3.1. Setup remote storage

mkdir -p /tmp/dvc
dvc remote add -d myremote /tmp/dvc
git commit .dvc/config -m "configure local remote"

The above commands will setup remote storage in your local folder named /tmp/dvc . You can also setup remote storages in Google drive, Amazon S3 etc. For more info --> here

3.2. Push updated data or model to remote storage

dvc push

3.3. Pull data from remote storage

dvc pull

It is so helpful if you accidently delete some data.

3.4. Track status of the data and models

dvc status

3.5. Switching versions

You need to add versioning with git tag to give version number. Then you can switch versioning. First, use git checkout and then dvc checkout.

git checkout v1.0
dvc checkout data.dvc

4. Visualizing metrics and plots

4.1. Visualizing metrics

It is vital to have reproducible pipelines so that we can easily manage experiments. We also need to evaluate experiments by their resulting metrics such as accuracy. That's why metrics are a requirement for experiment management.

When dvc is used, we can add structured metrics as an output of our reproducible pipeline and can also visualize the metrics.

To track the metrics, we need to add metrics parameter in the stage (evaluate stage in demo) of dvc.yaml.

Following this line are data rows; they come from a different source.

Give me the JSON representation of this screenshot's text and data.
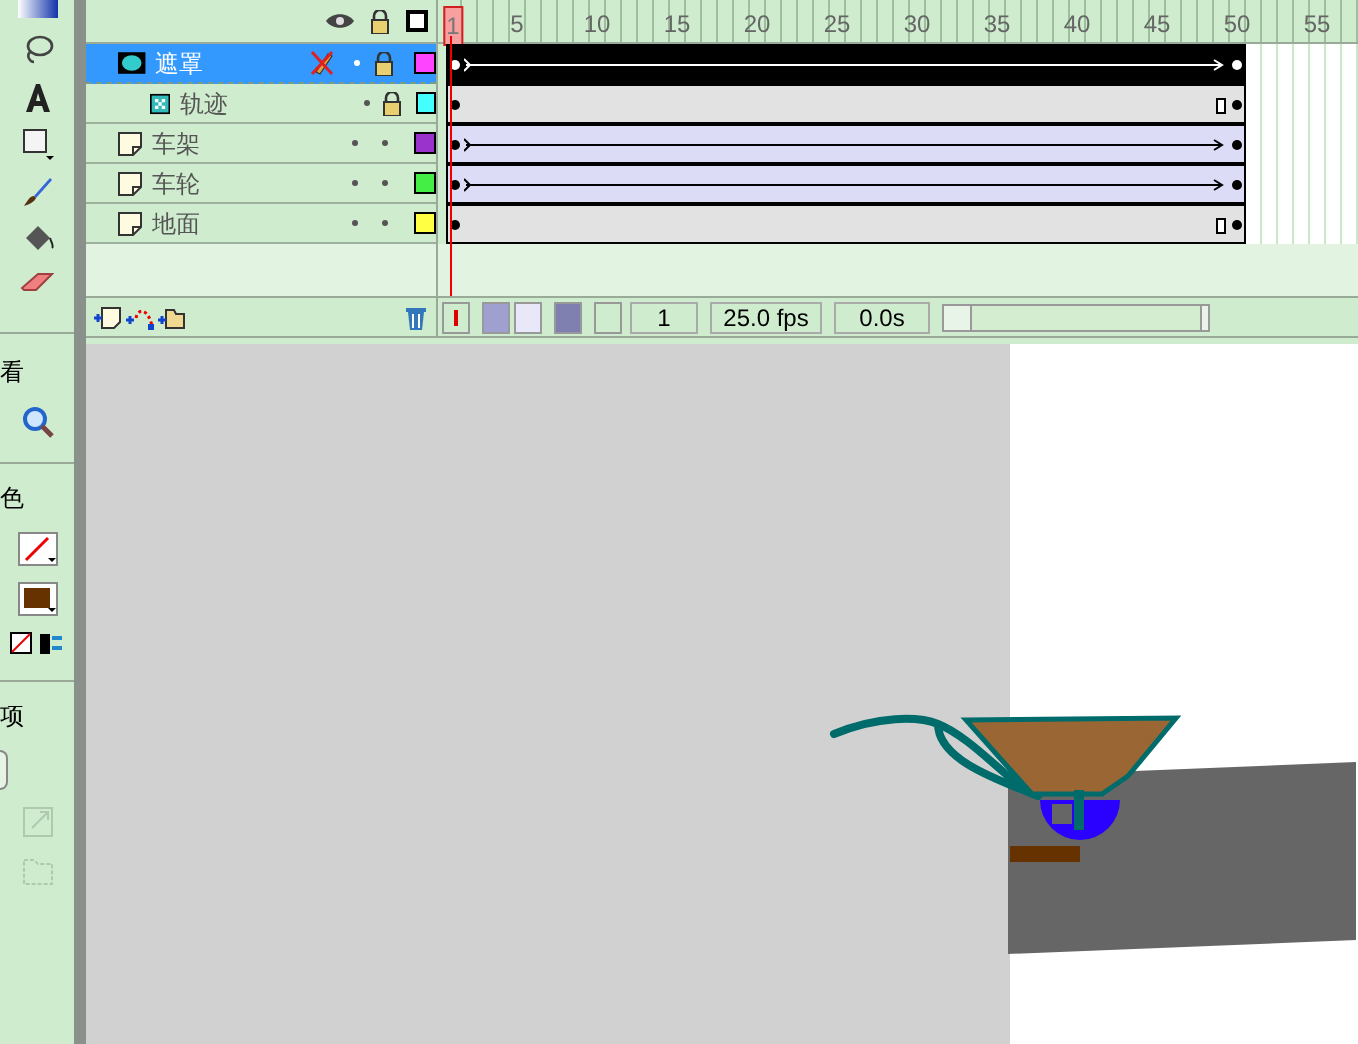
{
  "tools": {
    "section_labels": [
      "看",
      "色",
      "项"
    ]
  },
  "timeline": {
    "ruler": [
      "1",
      "5",
      "10",
      "15",
      "20",
      "25",
      "30",
      "35",
      "40",
      "45",
      "50",
      "55"
    ],
    "layers": [
      {
        "name": "遮罩",
        "kind": "mask",
        "selected": true,
        "locked": true,
        "color": "#ff44ff",
        "tween": {
          "kind": "motion"
        },
        "children": [
          {
            "name": "轨迹",
            "kind": "guide",
            "selected": false,
            "locked": true,
            "color": "#44ffff",
            "tween": {
              "kind": "static"
            }
          }
        ]
      },
      {
        "name": "车架",
        "kind": "normal",
        "selected": false,
        "locked": false,
        "color": "#9933cc",
        "tween": {
          "kind": "motion"
        }
      },
      {
        "name": "车轮",
        "kind": "normal",
        "selected": false,
        "locked": false,
        "color": "#44ee44",
        "tween": {
          "kind": "motion"
        }
      },
      {
        "name": "地面",
        "kind": "normal",
        "selected": false,
        "locked": false,
        "color": "#ffff44",
        "tween": {
          "kind": "static"
        }
      }
    ],
    "current_frame": "1",
    "frame_rate": "25.0 fps",
    "elapsed": "0.0s"
  }
}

We also need to give cache: false to that. Then we can track the experiment result by using

dvc metrics show

Another useful command is dvc metrics diff. This command shows the difference between the experiments. In order to work properly with this command, you need to track the log file associated with accuracy (report/report.json in my demo) with git. If that log file is ignored by git (I mean if entire folder is added in .gitignore), you will get the blank value in head column.

4.2 Visualizing Plots

In most of the cases, visualizing only metrics is not enough. We also need to visualize the plots too.

In my demo, the pipeline can generate the confusion matrix by using seaborn library. But there is another way we can generate this by using dvc. In order to do that, we just need a csv which consists of two columns (predicted value and true value for target column) with their respective value. Then the command that can generate the plot is

## template format is for confusion matrix and x-axis is the column 
## named y_pred for predicted value and y-axis is y_test for true value 
## which are from the file named confusion_matrix_data.csv inside report.
dvc plots show report/confusion_matrix_data.csv --template confusion -x y_pred -y y_test 

5. Managing Experiments

dvc exp run can be used to run experiments.

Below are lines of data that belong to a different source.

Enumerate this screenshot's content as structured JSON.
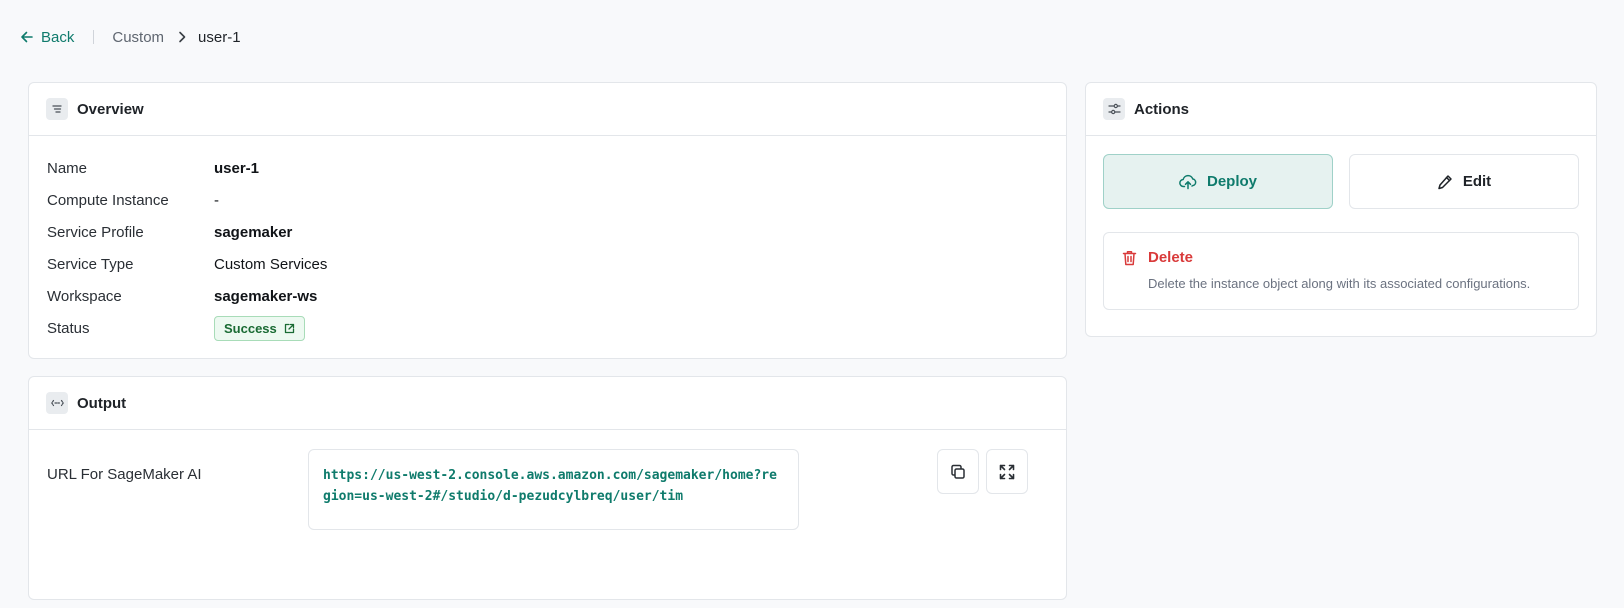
{
  "breadcrumb": {
    "back_label": "Back",
    "parent": "Custom",
    "current": "user-1"
  },
  "overview": {
    "title": "Overview",
    "rows": [
      {
        "label": "Name",
        "value": "user-1"
      },
      {
        "label": "Compute Instance",
        "value": "-"
      },
      {
        "label": "Service Profile",
        "value": "sagemaker"
      },
      {
        "label": "Service Type",
        "value": "Custom Services"
      },
      {
        "label": "Workspace",
        "value": "sagemaker-ws"
      },
      {
        "label": "Status",
        "value": "Success"
      }
    ]
  },
  "output": {
    "title": "Output",
    "label": "URL For SageMaker AI",
    "url": "https://us-west-2.console.aws.amazon.com/sagemaker/home?region=us-west-2#/studio/d-pezudcylbreq/user/tim"
  },
  "actions": {
    "title": "Actions",
    "deploy_label": "Deploy",
    "edit_label": "Edit",
    "delete_label": "Delete",
    "delete_description": "Delete the instance object along with its associated configurations."
  },
  "icons": {
    "back": "arrow-left-icon",
    "chevron": "chevron-right-icon",
    "overview": "align-lines-icon",
    "output": "arrows-horizontal-icon",
    "actions": "sliders-icon",
    "status_link": "external-link-icon",
    "copy": "copy-icon",
    "expand": "expand-icon",
    "deploy": "cloud-upload-icon",
    "edit": "pencil-icon",
    "delete": "trash-icon"
  },
  "colors": {
    "accent": "#0f7b6c",
    "danger": "#d93a3a",
    "success": "#1a6b34",
    "background": "#f8f9fb"
  }
}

5.1. Modify parameters on-the-fly

For example, in my demo, there are five different models in my configuration file, params.yaml (check estimators from train section). You can run each experiment without editing value in params.yaml with dvc exp run command. -S means --set-param

# to run logistic regression
dvc exp run -S train.estimator_name=logreg

## to run knn
dvc exp run -S train.estimator_name=knn

## to run decision tree
dvc exp run -S train.estimator_name=dectree

## to run random forest
dvc exp run -S train.estimator_name=randforest

## to run xgb
dvc exp run -S train.estimator_name=xgb

Not only the model names but also different parameters of each model can be tested too.

5.2. Navigating the experiment

Use dvc exp show --only-changed to check the results of different experiments.

It can be seen that the performance of XGBoost model is better than any other models. (Please check the lines with [exp-****])

5.3. Making the experiment persistent

Since XGBoost model has the best performance, we want to apply that experiment.

dvc exp apply exp-92216

exp-92216 is the ID of the experiment with XGBoost(xgb) model.

5.4. Make a branch from the experiment

If we also want to keep the second best experiment (in my demo, random forest has the second best accuracy) as another branch, we can also do that with dvc exp branch.

dvc exp branch exp-7832b rand-forest

exp-7832b is the ID of the experiment with random forest(randforest) model. The new branch will be named as rand-forest.

CI (Continous Integration)

For CI, ci.yaml is created inside .github/workflows folder. You can write certain commands from cml library to output your model result to readme file and also can check the error inside your pipeline.